Currently for Jar job types, the main binary is not applicable. All binaries should be specified as supporting libraries, and the mapper and reducer classes must be specified with configuration parameters. See the Workflow section for notes on setting mapper and reducer configs.

If the job type is Hive or Pig, a main binary must be specified even when supporting libraries are specified.

Data Sources

A Data Source object stores a URL which designates the location of input or output data and any credentials needed to access the location. Currently Savanna supports input and output data in Swift. Currently, the Swift service must be running as part of the same OpenStack installation where Savanna is running.

Job Execution

A Job Execution object pulls other objects together to execute the job. It specifies a Job object, input Data Source, output Data Source, any necessary configuration parameters, and the cluster on which to run. The Job Execution object also reports status about the job as it runs.


The general workflow for defining and executing a MapReduce job in Savanna is essentially the same whether using the web UI or the REST API.

  1. Launch a cluster from Savanna if there is not one already available

  2. Create all of the Job Binaries needed to run the job, stored in the Savanna database or in Swift

    • When using the REST API and internal storage of job binaries, there is an extra step here to first create the Job Binary Internal objects
    • Once the Job Binary Internal objects are created, Job Binary objects may be created which refer to them via a savanna-db:// URL
  3. Create a Job object which references the Job Binaries created in step 2

  4. Create an input Data Source which points to the data you wish to process

  5. Create an output Data Source which points to the location for output data

  6. Create a Job Execution object specifying the Job object, input Data Source, output Data Source, and configuration parameters

    • When using the web UI this is done with the Launch On Existing Cluster or Launch on New Cluster buttons on the Jobs tab
    • When using the REST API this is done via the /jobs/<job_id>/execute method
    • In both cases Savanna constructs and launches a Job Execution object as a single step on behalf of the user based on the supplied values


    If the job type is Jar, the mapper and reducer classes must be specified as configuration parameters. This can be done on the Configure tab during job launch through the web UI or through the job_configs parameter when using the /jobs/<job_id>/execute REST method.


    Example Value





The workflow is simpler when using existing objects. For example, to construct a new job which uses existing binaries and input data a user may only need to perform steps 3, 5, and 6 above. Of course, to repeat the same job multiple times a user would need only step 6.

EDP Technical Considerations

There are a several things in EDP which require attention in order to work properly. They are listed on this page.

Transient Clusters

EDP allows running jobs on transient clusters. That way the cluster is created specifically for the job and is shut down automatically once the job is finished.

Two config parameters control the behaviour of periodic clusters:

  • periodic_enable - if set to ‘False’, Savanna will do nothing to a transient cluster once the job it was created for is completed.
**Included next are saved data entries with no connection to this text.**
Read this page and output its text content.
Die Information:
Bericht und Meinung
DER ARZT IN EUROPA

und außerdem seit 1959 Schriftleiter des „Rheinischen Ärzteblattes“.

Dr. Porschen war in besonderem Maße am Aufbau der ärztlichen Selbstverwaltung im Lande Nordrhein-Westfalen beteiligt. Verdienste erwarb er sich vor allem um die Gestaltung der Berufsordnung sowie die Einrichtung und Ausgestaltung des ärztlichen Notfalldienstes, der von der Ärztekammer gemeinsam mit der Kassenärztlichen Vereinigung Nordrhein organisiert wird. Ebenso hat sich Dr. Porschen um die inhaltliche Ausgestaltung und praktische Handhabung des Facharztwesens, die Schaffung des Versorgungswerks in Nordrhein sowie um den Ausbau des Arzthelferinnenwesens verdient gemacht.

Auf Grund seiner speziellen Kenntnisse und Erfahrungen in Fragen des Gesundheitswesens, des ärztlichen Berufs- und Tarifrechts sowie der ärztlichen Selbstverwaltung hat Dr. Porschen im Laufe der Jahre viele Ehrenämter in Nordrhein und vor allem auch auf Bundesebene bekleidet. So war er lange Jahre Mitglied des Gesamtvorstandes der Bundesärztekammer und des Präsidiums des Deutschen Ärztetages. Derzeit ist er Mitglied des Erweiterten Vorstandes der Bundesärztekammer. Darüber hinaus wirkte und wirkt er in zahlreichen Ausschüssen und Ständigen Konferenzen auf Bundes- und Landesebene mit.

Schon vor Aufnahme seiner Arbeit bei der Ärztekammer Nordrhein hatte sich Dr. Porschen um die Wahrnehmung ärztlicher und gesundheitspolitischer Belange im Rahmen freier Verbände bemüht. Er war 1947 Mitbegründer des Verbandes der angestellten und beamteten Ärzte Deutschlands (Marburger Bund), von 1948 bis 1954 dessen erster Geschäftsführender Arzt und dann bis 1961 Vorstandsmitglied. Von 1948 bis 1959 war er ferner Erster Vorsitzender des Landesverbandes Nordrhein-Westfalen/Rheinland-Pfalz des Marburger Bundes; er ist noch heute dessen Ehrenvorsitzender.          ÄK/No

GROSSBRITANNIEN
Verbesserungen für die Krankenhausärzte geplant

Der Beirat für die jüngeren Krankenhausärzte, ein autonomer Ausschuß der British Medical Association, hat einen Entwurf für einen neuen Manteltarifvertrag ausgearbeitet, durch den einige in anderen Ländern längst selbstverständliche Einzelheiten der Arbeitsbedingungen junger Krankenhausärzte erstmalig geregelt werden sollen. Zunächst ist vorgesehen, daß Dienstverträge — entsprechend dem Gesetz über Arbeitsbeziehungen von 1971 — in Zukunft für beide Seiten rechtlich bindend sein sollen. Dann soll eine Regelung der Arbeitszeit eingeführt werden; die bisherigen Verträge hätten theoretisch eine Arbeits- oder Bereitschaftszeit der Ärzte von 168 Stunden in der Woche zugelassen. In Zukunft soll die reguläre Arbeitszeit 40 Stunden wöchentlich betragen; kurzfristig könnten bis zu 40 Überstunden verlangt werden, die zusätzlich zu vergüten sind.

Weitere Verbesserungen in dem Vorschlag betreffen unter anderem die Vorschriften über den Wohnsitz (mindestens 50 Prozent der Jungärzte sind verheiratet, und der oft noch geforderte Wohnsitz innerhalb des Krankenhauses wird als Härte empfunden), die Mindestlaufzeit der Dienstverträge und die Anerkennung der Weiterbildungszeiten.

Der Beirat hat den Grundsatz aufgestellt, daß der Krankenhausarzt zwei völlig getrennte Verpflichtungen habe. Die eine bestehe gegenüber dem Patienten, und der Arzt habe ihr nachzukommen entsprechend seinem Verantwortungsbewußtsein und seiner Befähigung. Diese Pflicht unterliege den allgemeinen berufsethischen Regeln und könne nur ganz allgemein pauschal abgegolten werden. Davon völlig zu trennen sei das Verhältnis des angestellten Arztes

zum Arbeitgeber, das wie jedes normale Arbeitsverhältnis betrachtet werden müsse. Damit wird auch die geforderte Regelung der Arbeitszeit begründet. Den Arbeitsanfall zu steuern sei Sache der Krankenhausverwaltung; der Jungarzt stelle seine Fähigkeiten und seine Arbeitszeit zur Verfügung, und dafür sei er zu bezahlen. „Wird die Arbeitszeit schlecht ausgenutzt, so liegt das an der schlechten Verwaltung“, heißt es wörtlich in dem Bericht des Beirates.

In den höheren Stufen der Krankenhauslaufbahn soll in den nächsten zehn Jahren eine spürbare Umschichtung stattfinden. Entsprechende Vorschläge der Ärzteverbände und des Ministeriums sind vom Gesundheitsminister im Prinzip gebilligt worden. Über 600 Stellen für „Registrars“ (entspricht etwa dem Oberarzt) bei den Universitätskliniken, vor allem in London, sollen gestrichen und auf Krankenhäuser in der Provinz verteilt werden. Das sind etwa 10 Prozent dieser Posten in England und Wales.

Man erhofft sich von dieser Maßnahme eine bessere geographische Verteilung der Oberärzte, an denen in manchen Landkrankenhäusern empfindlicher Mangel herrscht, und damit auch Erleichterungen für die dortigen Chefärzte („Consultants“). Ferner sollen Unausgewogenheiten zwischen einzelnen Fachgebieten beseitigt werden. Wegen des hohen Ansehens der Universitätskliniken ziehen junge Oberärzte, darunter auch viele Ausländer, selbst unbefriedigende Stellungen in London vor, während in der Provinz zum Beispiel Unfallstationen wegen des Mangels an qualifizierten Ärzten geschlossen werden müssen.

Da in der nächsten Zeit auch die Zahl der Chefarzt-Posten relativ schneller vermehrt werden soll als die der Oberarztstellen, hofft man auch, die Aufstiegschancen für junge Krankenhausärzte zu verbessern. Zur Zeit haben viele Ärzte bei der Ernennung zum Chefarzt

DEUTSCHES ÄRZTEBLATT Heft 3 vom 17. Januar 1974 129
If it is set to ‘True’, then the behaviour depends on the value of the next parameter.
  • use_identity_api_v3 - set it to ‘False’ if your OpenStack installation does not provide Keystone API v3. In that case Savanna will not terminate unneeded clusters. Instead it will set their state to ‘AwaitingTermination’ meaning that they could be manually deleted by a user. If the parameter is set to ‘True’, Savanna will itself terminate the cluster. The limitation is caused by lack of ‘trusts’ feature in Keystone API older than v3.

If both parameters are set to ‘True’, Savanna works with transient clusters in the following manner:

  1. When a user requests for a job to be executed on a transient cluster, Savanna creates such a cluster.
  2. Savanna drops the user’s credentials once the cluster is created but prior to that it creates a trust allowing it to operate with the cluster instances in the future without user credentials.
  3. Once a cluster is not needed, Savanna terminates its instances using the stored trust. Savanna drops the trust after that.